Eu não queria perder nada desta viagem que, para mim, tinha várias vertentes sendo que, uma delas, era um certo espírito peregrino. Então, mal entrámos no autocarro, procurei lugar para mim e para a Mina, no banco da frente, para ficar com a panorâmica toda da estrada e do caminho até ao hotel. Era noite cerrada e estávamos exaustos, mas eu preferia não dormir e fazia mais um esforço para ver, ver... ver tudo o que houvesse para ver. Era para isso que estava ali.
O autocarro começou a andar estrada fora, mas só havia estrada, palmeiras e corpos imóveis estendidos por ali adiante. Um homem dormia num carrinho de transportar areia das obras, outros dormiam em cima da terra e a bem dizer, ninguém podia afirmar que dormiam. Podiam estar mortos! Haveria alguma diferença?!
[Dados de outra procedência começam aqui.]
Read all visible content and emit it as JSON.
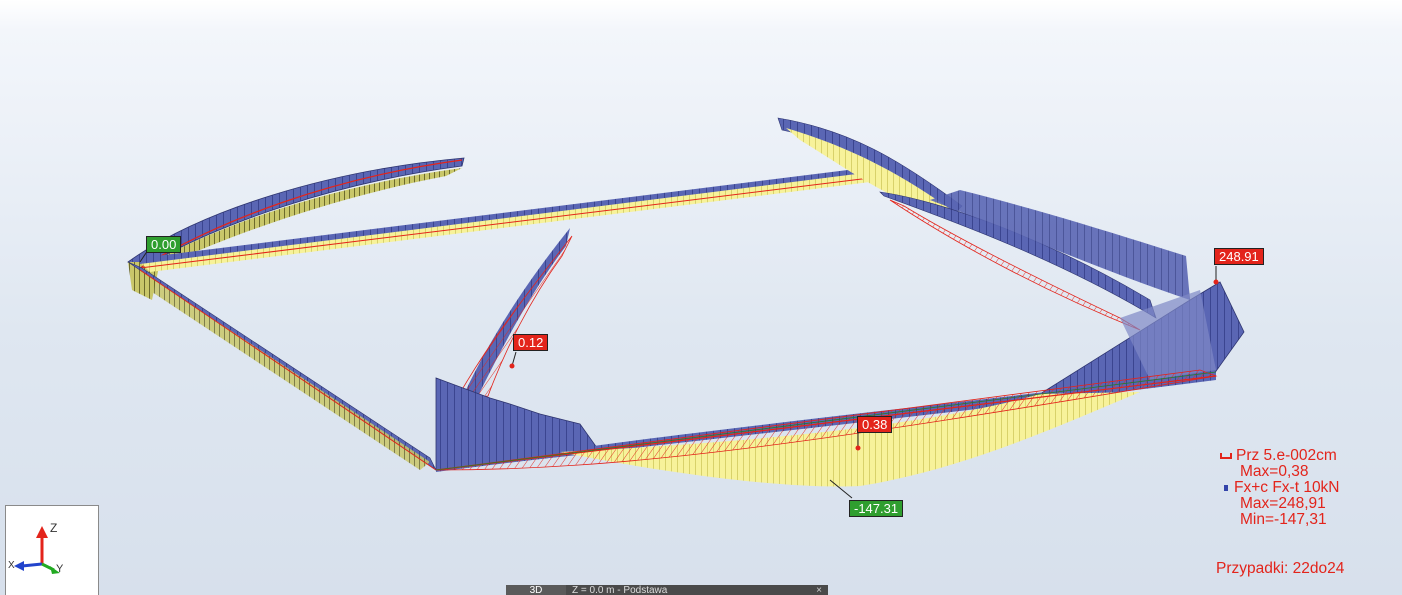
{
  "value_labels": {
    "label_0": "0.00",
    "label_1": "0.12",
    "label_2": "248.91",
    "label_3": "0.38",
    "label_4": "-147.31"
  },
  "legend": {
    "prz_line": "Prz  5.e-002cm",
    "prz_max": "Max=0,38",
    "fx_line": "Fx+c Fx-t  10kN",
    "fx_max": "Max=248,91",
    "fx_min": "Min=-147,31",
    "cases": "Przypadki: 22do24"
  },
  "axis_triad": {
    "z": "Z",
    "x": "X",
    "y": "Y"
  },
  "view_bar": {
    "view": "3D",
    "plane": "Z = 0.0 m - Podstawa",
    "close": "×"
  },
  "colors": {
    "positive_force": "#5a66b4",
    "negative_force": "#f7f29a",
    "deformation": "#e3241b",
    "label_red": "#e3241b",
    "label_green": "#2f9e2f"
  },
  "icons": [
    "axis-triad-icon",
    "legend-displacement-icon",
    "legend-force-icon",
    "close-icon"
  ]
}
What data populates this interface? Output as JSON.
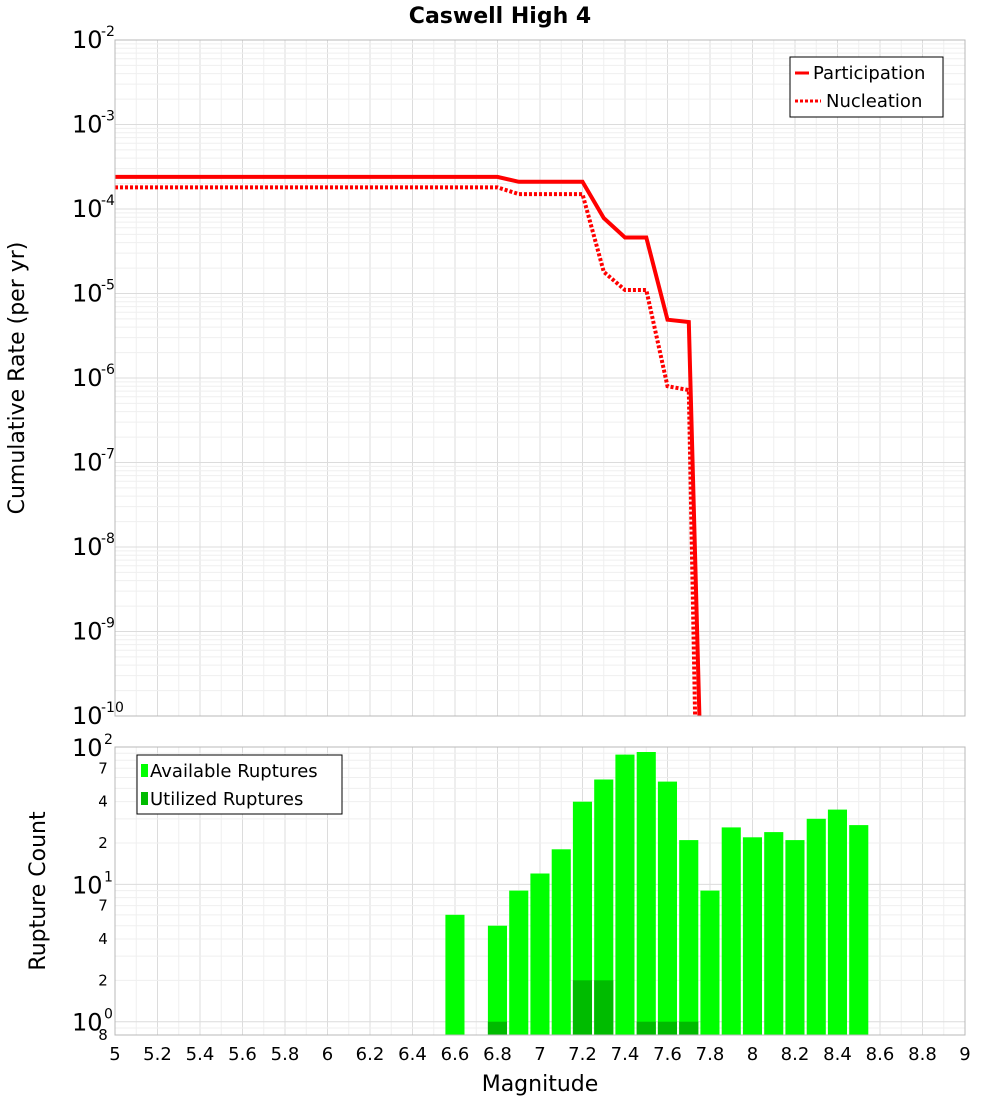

E o autocarro rodava, rodava, indiferente ao que aparecia: palmeiras e mais palmeiras; muita vegetação nas laterais que, no escuro, não se percebia o que era. A luz também não era famosa. Era pobre. Uma panorâmica bem diferente daquela que eu gostaria de ver e os outros também, com certeza. Mas era o que era e era a minha Índia.
Em todo o caso, depois de tantas horas de viagem sem uma refeição de jeito, o facto é que estava esgotada e aquela paisagem não ajudava em nada. Para não me dececionar, pensava que tudo havia de melhorar, até porque era apenas o início da viagem. Era preciso ter paciência.
Fechei um pouco os olhos para descansar, mas também não resultava. Estava demasiado agitada. Então, lembrei-me de um truque que costumo fazer quando tenho pesadelos: acordar para sair do pesadelo. Era isso mesmo. Cogitei comigo mesma que talvez eu estivesse a sonhar e aquilo fosse um sonho mau, para não falar em pesadelo, mas olhei à minha volta e continuavam todos lá. Não tinha como. Não era um sonho e eu não estava a dormir.
Então, lembrei-me de outra coisa. Olhando de frente, via todas aquelas imagens desfilarem dentro do vidro da frente do autocarro. Parecia um plasma. Imaginei que estava em casa, na minha sala, a ver TV e que aquelas imagens eram um filme do qual eu não estava a gostar. Apenas isso. Era tão simples! O que é que eu faria? Apenas desligaria a TV e ia dormir, porque era noite. Ok - pensei -, é isso, estou a ver um filme de que não gosto. Vou desligar e deitar-me na minha rica cama, tão gostosa. Não! Também não resultava. Era mesmo verdade.
Aquilo estava tudo ali e doesse o que doesse, era para ser visto. Pelo menos eu iria dormir numa cama de um quarto de hotel. Ia ter chão, tetos e paredes. Enfim, tudo o que qualquer ser humano com o mínimo de dignidade deveria ter por direito. Eu ia em viagem, com todas as providências tomadas e tudo acautelado aos mínimos detalhes. Era uma "aventura" com eventuais riscos acautelados. Aquela gente não. Eles estavam ali e não iam a lado nenhum. Eles eram dali. Eu, como visitante, ia ter tudo. Eles, como residentes, não tinham nada, nem a sombra de uma palmeira, se fosse o caso.
O dia estava a acabar. Era só chegar ao hotel e dormir. O dia seguinte seria um novo dia. As coisas haveriam de mudar.